Essa amiga, de nome Albertina, era da minha idade e teríamos na altura 5 anos.
Tínhamos o péssimo hábito de brincar com os nossos brinquedos no rebordo do tanque que continha a água para a rega das hortas. Por diversas vezes fomos avisadas do perigo que corríamos mas a nossa desobediência era superior.
O burro, de olhos vendados mesmo ali ao lado, tirava à nora, a água do poço que entrava no tanque quase cheio.
Nós estávamos sentadas na sua beira e, de repente, a Albertina cai à água. Muito assustada ela grita e estende-me o braço para eu o agarrar e puxar para cima.
Numa fracção de segundo e sem fazer qualquer raciocínio que me ocupasse tempo, corri para o palheiro que estava ao lado e retirei um pau comprido e robusto que arrastei até ao tanque.
Ela bracejava aflita no meio da água e eu, do lado de fora, estendi- lhe o varapau que ela agarrou.
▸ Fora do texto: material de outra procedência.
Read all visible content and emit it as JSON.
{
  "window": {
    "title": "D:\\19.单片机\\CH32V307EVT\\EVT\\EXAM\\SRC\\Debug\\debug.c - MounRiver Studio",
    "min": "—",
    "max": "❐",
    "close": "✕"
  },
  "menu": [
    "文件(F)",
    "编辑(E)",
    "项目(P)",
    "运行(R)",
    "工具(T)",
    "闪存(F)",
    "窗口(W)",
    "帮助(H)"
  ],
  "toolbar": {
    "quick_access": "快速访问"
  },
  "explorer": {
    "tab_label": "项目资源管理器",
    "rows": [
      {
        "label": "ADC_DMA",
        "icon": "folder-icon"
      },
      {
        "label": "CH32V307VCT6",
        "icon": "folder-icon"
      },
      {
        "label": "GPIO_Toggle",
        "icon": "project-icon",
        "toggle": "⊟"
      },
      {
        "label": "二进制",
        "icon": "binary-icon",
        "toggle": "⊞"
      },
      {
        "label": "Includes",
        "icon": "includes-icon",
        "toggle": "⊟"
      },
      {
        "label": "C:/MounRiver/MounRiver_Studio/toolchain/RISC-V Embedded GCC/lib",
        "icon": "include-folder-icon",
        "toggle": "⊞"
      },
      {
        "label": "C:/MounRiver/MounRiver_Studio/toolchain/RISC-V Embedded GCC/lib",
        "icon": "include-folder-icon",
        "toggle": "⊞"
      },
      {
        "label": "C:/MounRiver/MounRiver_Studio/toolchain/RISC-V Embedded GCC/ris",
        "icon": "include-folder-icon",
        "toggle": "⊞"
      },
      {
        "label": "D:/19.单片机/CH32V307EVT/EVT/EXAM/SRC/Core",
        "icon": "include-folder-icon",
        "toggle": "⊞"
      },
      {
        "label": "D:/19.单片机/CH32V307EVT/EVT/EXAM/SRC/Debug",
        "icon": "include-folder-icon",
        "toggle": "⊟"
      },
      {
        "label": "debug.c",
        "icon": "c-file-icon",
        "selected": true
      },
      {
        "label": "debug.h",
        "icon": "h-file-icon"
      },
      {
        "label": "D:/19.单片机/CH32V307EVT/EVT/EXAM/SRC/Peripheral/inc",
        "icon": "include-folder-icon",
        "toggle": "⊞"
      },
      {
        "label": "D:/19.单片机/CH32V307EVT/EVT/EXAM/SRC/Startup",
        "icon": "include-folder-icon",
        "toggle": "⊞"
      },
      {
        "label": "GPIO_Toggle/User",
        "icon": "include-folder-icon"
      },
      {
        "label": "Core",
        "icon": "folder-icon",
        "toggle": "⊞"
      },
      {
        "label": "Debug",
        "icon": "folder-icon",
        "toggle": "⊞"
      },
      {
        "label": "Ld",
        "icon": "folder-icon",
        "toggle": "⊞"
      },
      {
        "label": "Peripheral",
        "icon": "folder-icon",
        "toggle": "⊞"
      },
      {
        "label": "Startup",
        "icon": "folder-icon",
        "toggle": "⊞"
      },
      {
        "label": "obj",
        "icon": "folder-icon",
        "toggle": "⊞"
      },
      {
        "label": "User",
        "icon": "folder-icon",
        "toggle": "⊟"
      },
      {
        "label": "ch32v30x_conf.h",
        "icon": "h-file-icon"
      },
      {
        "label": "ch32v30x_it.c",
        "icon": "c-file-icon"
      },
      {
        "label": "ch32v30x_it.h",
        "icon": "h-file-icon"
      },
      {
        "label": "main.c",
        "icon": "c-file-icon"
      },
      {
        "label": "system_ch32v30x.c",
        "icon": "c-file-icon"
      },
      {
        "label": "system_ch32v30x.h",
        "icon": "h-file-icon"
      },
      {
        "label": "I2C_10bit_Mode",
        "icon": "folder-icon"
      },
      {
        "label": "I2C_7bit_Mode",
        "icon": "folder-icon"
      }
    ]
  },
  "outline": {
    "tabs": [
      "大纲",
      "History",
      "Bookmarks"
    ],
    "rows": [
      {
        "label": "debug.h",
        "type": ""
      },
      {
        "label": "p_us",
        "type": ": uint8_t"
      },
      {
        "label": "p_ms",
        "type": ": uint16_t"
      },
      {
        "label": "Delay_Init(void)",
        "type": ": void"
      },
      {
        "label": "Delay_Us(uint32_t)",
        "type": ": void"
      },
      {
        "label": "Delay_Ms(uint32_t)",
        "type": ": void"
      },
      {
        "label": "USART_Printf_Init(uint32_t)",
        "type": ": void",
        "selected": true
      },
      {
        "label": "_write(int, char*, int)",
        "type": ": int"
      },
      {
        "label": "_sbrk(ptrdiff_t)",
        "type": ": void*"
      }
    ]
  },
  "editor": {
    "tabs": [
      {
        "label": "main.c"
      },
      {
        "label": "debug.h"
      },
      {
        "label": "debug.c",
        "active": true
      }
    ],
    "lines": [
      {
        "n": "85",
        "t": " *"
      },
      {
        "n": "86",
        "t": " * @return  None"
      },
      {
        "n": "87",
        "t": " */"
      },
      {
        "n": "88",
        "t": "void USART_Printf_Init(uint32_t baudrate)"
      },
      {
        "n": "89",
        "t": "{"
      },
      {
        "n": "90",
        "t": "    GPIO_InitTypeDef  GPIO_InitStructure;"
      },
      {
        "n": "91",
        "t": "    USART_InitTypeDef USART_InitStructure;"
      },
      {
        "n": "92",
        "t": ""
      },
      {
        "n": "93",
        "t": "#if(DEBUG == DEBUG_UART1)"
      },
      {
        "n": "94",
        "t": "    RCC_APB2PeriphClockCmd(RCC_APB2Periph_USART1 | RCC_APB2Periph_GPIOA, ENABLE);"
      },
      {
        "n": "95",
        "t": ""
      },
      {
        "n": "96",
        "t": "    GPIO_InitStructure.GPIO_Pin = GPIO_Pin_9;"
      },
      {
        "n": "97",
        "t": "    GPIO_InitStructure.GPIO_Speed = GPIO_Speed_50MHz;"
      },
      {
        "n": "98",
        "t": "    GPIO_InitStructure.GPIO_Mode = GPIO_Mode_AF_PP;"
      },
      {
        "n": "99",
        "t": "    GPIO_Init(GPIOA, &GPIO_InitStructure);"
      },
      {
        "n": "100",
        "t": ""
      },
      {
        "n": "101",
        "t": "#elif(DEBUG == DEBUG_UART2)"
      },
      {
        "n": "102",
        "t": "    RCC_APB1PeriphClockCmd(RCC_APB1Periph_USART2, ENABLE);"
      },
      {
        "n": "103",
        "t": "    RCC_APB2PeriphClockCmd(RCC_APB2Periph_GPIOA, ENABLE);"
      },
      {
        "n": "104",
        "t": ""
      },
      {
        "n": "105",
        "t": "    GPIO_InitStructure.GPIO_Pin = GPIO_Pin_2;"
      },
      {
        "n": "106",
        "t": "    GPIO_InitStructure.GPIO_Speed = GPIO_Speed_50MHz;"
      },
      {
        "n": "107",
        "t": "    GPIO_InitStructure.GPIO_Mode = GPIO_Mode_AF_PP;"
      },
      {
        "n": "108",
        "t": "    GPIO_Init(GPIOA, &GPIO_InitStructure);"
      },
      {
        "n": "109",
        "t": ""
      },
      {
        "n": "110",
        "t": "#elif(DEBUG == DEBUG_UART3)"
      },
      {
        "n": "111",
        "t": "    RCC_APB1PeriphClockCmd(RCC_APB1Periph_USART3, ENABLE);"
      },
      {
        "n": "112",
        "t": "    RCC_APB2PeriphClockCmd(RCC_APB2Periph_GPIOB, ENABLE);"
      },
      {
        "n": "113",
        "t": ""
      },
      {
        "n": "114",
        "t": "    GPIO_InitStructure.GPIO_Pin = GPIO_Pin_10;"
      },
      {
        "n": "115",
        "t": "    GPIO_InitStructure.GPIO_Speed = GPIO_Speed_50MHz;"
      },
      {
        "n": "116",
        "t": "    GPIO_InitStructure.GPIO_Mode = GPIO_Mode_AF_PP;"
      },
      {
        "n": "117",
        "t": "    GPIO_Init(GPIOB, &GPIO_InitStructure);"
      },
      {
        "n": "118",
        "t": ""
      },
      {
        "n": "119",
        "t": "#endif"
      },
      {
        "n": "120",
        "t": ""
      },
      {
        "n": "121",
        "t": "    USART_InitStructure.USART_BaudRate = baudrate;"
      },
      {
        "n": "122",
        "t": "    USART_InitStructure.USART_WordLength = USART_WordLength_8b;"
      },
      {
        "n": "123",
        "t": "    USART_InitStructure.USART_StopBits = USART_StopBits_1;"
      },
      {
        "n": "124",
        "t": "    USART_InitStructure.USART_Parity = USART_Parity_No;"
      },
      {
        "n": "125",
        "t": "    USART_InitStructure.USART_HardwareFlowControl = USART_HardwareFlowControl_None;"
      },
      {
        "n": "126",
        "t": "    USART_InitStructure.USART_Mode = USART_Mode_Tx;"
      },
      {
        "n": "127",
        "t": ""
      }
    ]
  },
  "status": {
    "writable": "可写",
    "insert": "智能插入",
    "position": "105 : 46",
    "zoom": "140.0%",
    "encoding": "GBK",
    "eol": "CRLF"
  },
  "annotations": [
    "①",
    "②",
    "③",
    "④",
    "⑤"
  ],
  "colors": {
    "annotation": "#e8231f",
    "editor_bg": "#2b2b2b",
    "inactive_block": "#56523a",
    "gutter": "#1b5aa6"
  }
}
Puxei com toda a força que os meus cinco anitos permitiram e ajudei-a a sair e a sentar-se no chão, não fosse cair outra vez na água.
Então corri à horta e gritei pela avó que muito aflita veio socorrer.
Para os adultos tinha sido um grande feito, para mim era uma confusão e uma vergonha ter que responder a tantas perguntas.
Fui tirar uma foto para figurar no jornal lá da terra e o jornalista propunha-se candidatar-me ao prémio Valle Flor.
Comecei a andar nervosa e a perder o apetite. Ainda estava traumatizada pelas constantes idas ao IPO e não queria sair de casa.
O meu pai entendeu o meu drama e nada avançou.
Recordarei sempre a simplicidade do amor dos meus pais e como essa lembrança me conforta.